Regexes, Canonical Equivalence and Backtracking of Input

Philippe Verdy verdy_p at
Mon May 18 14:05:49 CDT 2015

2015-05-18 20:35 GMT+02:00 Richard Wordingham <
richard.wordingham at>:

> The algorithm itself should be tractable - Mark Davis has published
> an algorithm to generate all strings canonically equivalent to a
> Unicode string, and what we need might not be so complex.

Even this algorithm from Mark Davis will fail in this case:

- You can use it easily to transform a regexp containing (\u0F73) into a
regexp containing  (\u0F73|\u0F71\u0F72|\u0F71\u0F72)

- But this leaves the same problem for unbounded repetititions with the "+"
or "*" or "{m,}" operators.

- However you can use it for bounded repetitions with "{m,n}", provided
that "n" is not too large because the total number of expendaned
alternatives (without repetitions) explodes exponentially with a power
proportional to "n" (the base of the exponent depends on the basic
non-repeated string and the number of canonical equivalents it has.
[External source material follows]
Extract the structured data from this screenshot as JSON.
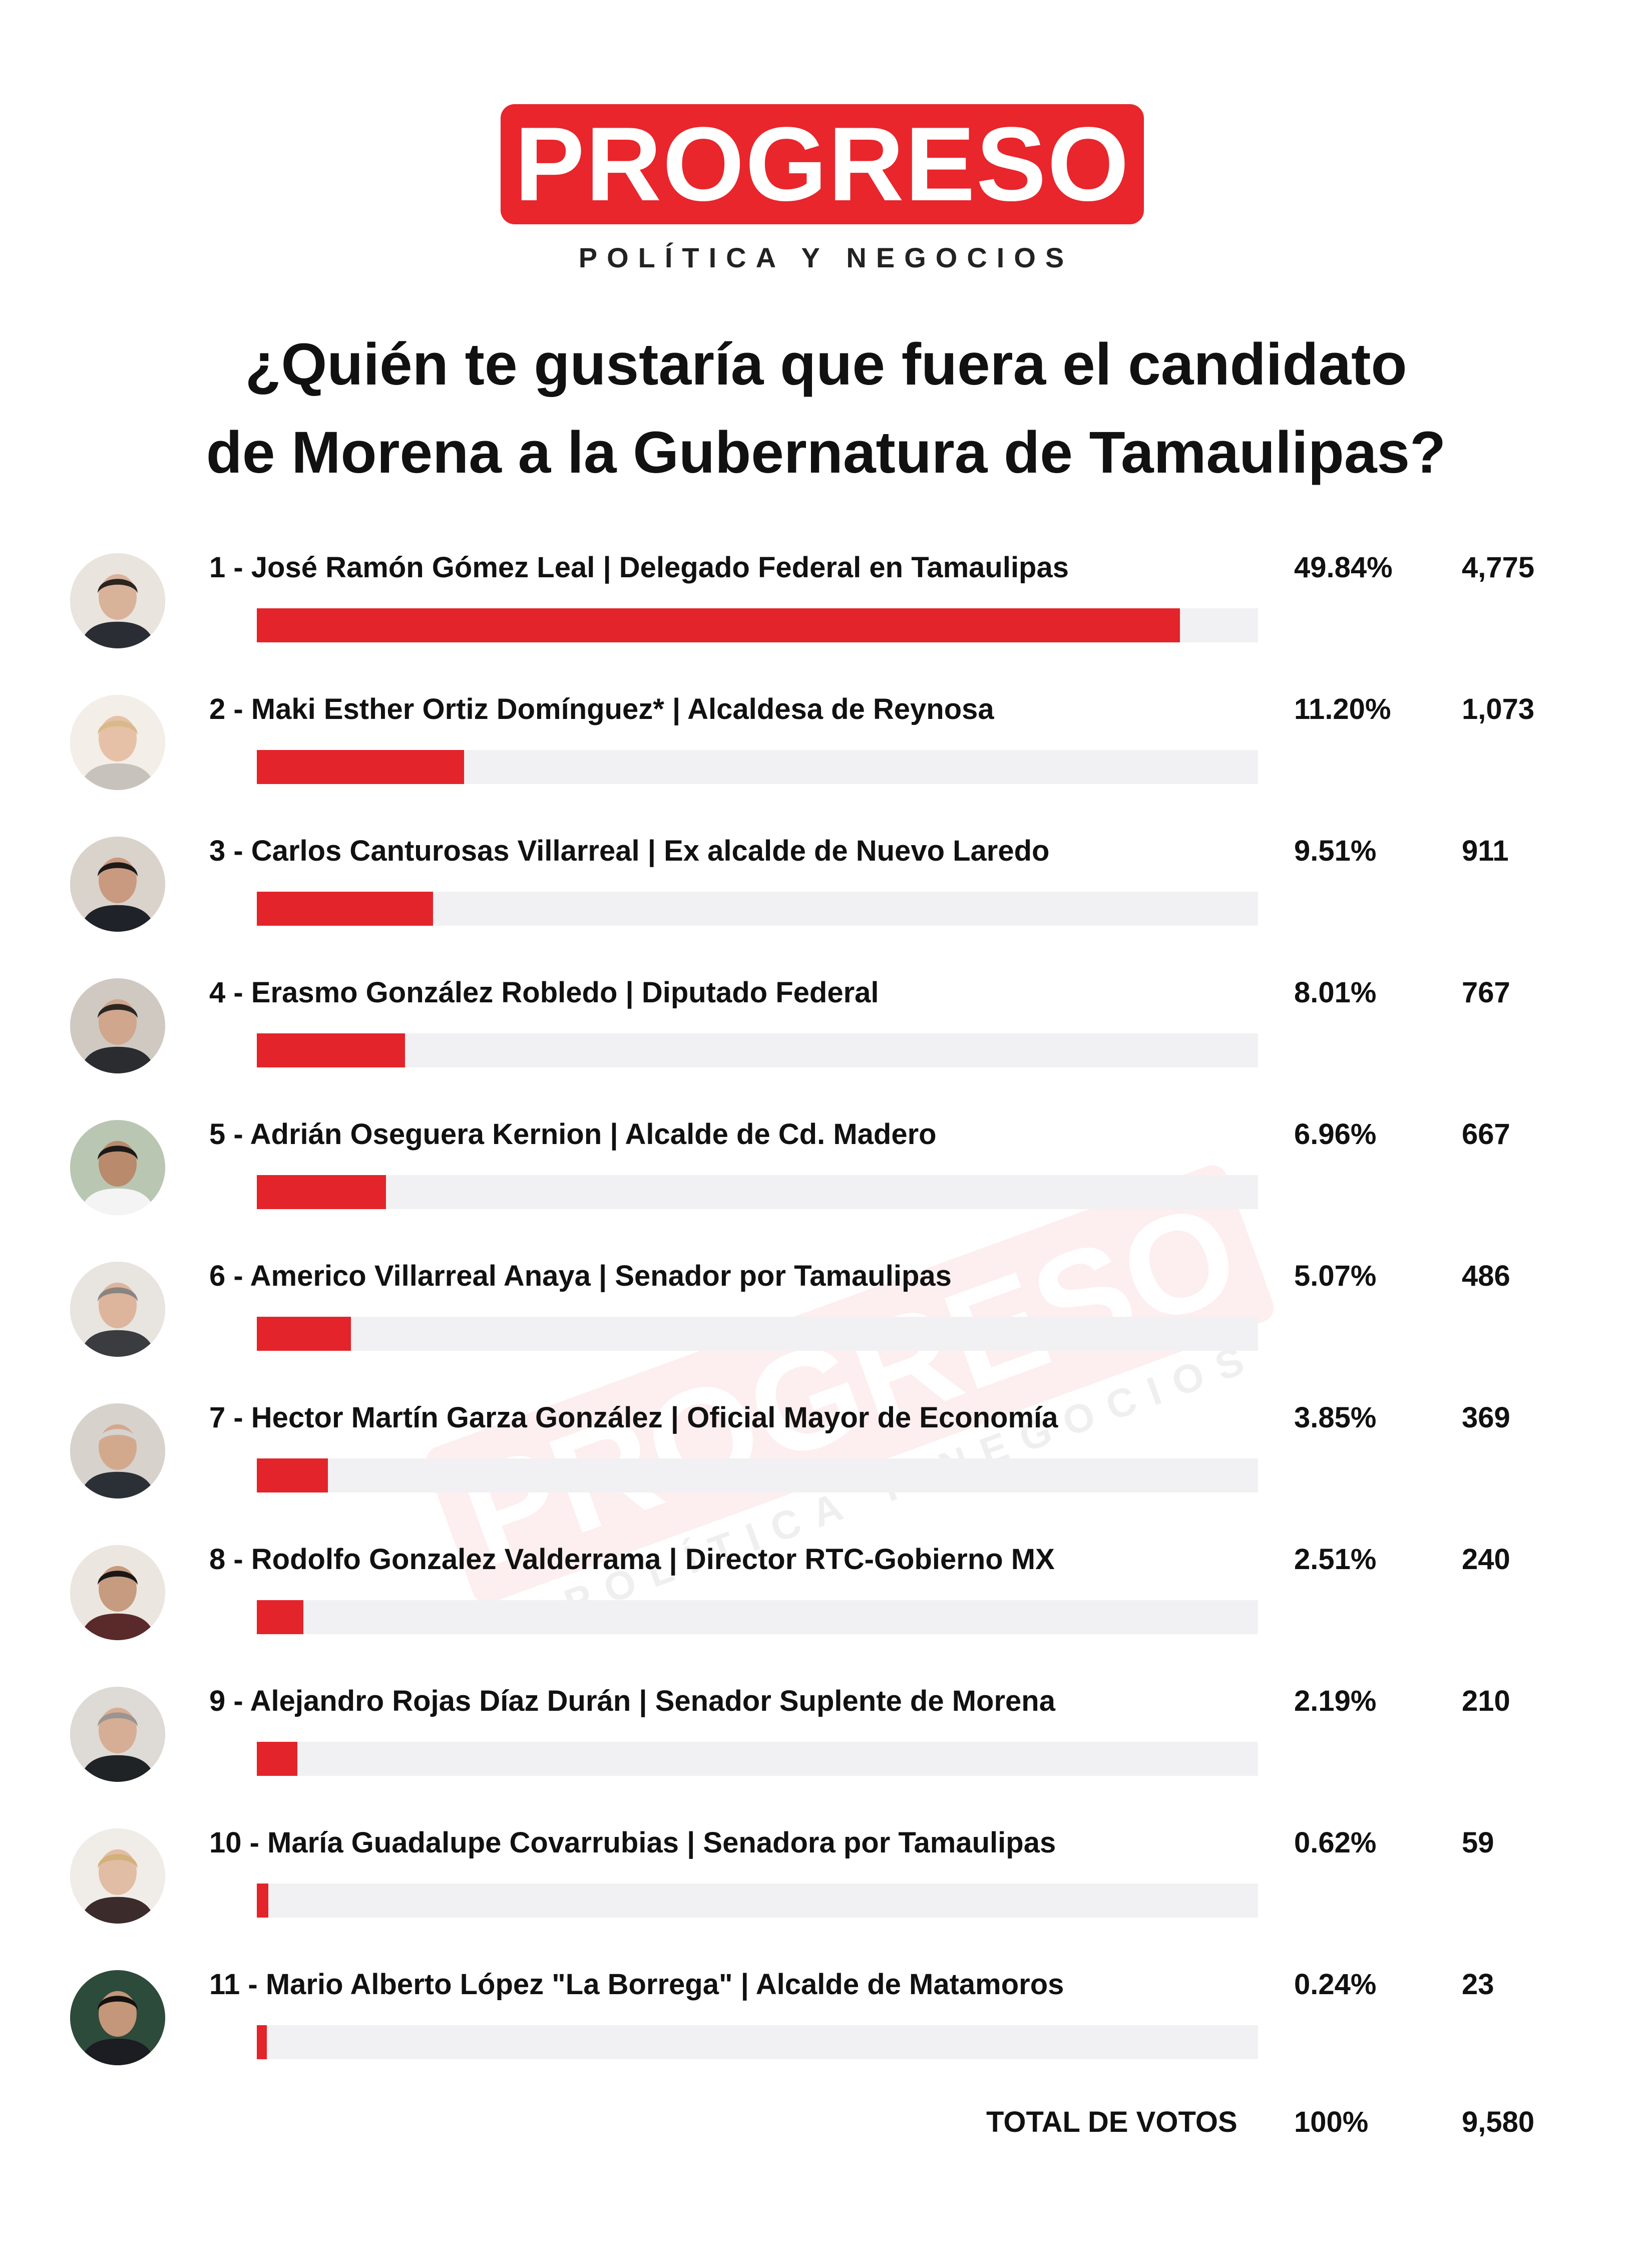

Now all the problem is how to do the backtracking, and if it works, and how
to expose the matched captures (which will still be discontiguous,
including $0) and then how you can perform a safe find&replace operation:
it is hard to specify the replacement with simple "$n" placeholders, you
need more complex placeholders for handling discontiguous matches:

$n has to become not just a string, but an object whose default "tostring"
property is the exact content of the match, but other properties are needed
to expose the interleaving characters, or some context before and after the
match (notably when these contexts contain combining characters that are
NOT blocked by the match itself.

Backtracing is an internal thing before even handling matches, they occur
where there is still NO match to return, even if the regexp engine offers a
way to use a callback instead of a basic replacement string containing "$n"
placeholders, so this callback would not be called.